| Recently I had the pleasure of appearing on the "Inside Real Estate" television program which is broadcast Thursday evenings on the Rogers Cable network. The format is a phone-in show where viewers can call in to ask questions of the guest panelist.
One of the evening’s most interesting questions came from a North York caller who had purchased his home three years ago.
After closing the deal, he discovered that the back yard contained a buried swimming pool covered over with grass. When it rains, he said, the yard doesn’t drain properly and becomes one big grassy swamp.

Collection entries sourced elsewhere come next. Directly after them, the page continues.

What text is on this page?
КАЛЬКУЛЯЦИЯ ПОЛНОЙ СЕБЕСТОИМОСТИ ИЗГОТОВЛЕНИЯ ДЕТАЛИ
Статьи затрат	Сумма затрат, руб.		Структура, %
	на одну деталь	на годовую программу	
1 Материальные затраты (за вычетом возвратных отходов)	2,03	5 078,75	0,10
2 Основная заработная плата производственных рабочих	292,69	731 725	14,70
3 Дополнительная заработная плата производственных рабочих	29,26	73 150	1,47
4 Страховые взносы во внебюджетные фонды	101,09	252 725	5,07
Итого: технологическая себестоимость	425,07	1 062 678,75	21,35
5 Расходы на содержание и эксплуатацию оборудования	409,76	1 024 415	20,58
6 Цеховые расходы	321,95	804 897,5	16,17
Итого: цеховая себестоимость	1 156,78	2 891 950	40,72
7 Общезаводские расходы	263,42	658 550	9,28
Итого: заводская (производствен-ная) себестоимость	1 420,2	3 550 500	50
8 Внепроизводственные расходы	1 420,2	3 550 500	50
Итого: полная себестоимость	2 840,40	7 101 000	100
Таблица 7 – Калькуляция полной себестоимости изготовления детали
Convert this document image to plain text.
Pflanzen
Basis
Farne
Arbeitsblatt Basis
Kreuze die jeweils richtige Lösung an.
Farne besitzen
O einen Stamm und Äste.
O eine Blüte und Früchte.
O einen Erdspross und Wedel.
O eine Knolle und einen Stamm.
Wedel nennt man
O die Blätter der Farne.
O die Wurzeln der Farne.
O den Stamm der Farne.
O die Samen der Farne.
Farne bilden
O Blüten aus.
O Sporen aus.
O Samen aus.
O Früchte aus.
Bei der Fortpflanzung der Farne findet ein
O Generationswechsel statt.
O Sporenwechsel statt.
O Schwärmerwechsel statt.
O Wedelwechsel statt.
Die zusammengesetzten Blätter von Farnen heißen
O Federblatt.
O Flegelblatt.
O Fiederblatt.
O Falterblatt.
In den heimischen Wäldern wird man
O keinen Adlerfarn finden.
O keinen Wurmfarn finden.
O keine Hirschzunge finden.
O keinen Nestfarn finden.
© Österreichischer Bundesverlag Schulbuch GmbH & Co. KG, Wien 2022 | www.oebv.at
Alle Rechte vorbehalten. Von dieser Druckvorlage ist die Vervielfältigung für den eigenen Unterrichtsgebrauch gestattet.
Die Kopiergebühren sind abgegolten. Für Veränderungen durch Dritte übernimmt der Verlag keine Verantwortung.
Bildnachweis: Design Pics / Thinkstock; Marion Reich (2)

It turned out that before closing, the seller had discussed with his next-door neighbour whether to disclose the buried pool to the buyer. But he decided to keep quiet.
The caller wanted to know if he had any recourse against anyone, and if the seller had an obligation to disclose the buried pool.
Coincidentally, a similar problem arose in my practice last week.
Clients of mine were selling a house not far from the underground tunnels of the Bloor-Danforth subway.
Back in the late 1970s, the municipality of Metropolitan Toronto acquired a subsurface easement underneath hundreds if not thousands of houses along the subway right-of-way. The easement, or right-of-way, allows the city to access the subway tunnels underground without disturbing the surface use of the houses.
The sellers forgot about the easement until the purchaser’s lawyer discovered it in his title search. Now the buyers want a price reduction.
The area of law relating to the existence of a buried swimming pool or oil tank, or a subsurface subway easement is the doctrine of patent and latent defects.
This doctrine is an extension of the caveat emptor rule buyer beware.
A patent or obvious defect is one which a reasonably prudent buyer could discover on an inspection of the property such as crumbling brickwork, leaky roof, defective windows and doors, and faulty faucets.
A buyer cannot back out of a contract or get a price reduction if there is a patent defect, which he or she could or should have discovered.
A latent or hidden defect is another matter entirely. These are defects that only an expert inspection might detect. Improper foundations or a structural weakness eventually resulting in wall cracks or a sagging floor might be latent defects.
The law presumes that latent defects are unknown to both buyer and seller. Depending on the circumstances, a buyer may be forced to close, or he may be allowed to back out of the deal. Occasionally, he can obtain a price reduction.
A third category of defect is the concealed defect one where the seller knows about the defect but does not tell the buyer.
If the seller actively conceals a defect, a court may view his or her actions as fraudulent, and award damages to the buyer.
There have been court cases, for example, where sellers got hit in court with damages for building interior walls to hide a leaky basement or termite infestation.
But the law starts to get muddy when a seller is aware of a defect that a buyer might or might not notice like the buried swimming pool but simply keeps quiet about it.
Back in 1960, professor (later chief justice) Bora Laskin lectured at the Law Society on this area of law.
Assuming there was no fraud, mistake or misrepresentation, Laskin concluded that the doctrine of buyer beware applies.
"A purchaser takes existing property as [he] finds it," wrote Laskin, "whether [the property] be dilapidated, bug-infested or otherwise uninhabitable" unless the purchaser protects himself by terms in the contract.
As recently as 1995, in the landmark Tony’s Broadloom case, an Ontario court followed Laskin’s view and ruled that a seller did not have to disclose either latent or patent defects. In that case, the soil had significant varsol contamination.
Despite some conflicting views, the courts are starting to rule that potential hazards relating to health and safety must now be disclosed.
Writing in a Law Society paper a few years ago, Toronto lawyer Brian Bucknall said that the practice is moving toward a standard of candid disclosure.
Unfortunately, there is no simple answer to the question of whether the seller should have disclosed the buried swimming pool.
The law is not clear in this area, and there is no predicting what a court might say in the future.
The underground subway easement is a different matter. Since it does not affect day-to-day use of the house, there may be a good argument that the easement is not even a defect.
It’s very easy to say that the best policy is always full disclosure. In the real world, however, with real buyers, real sellers and real defects, it’s not quite that simple.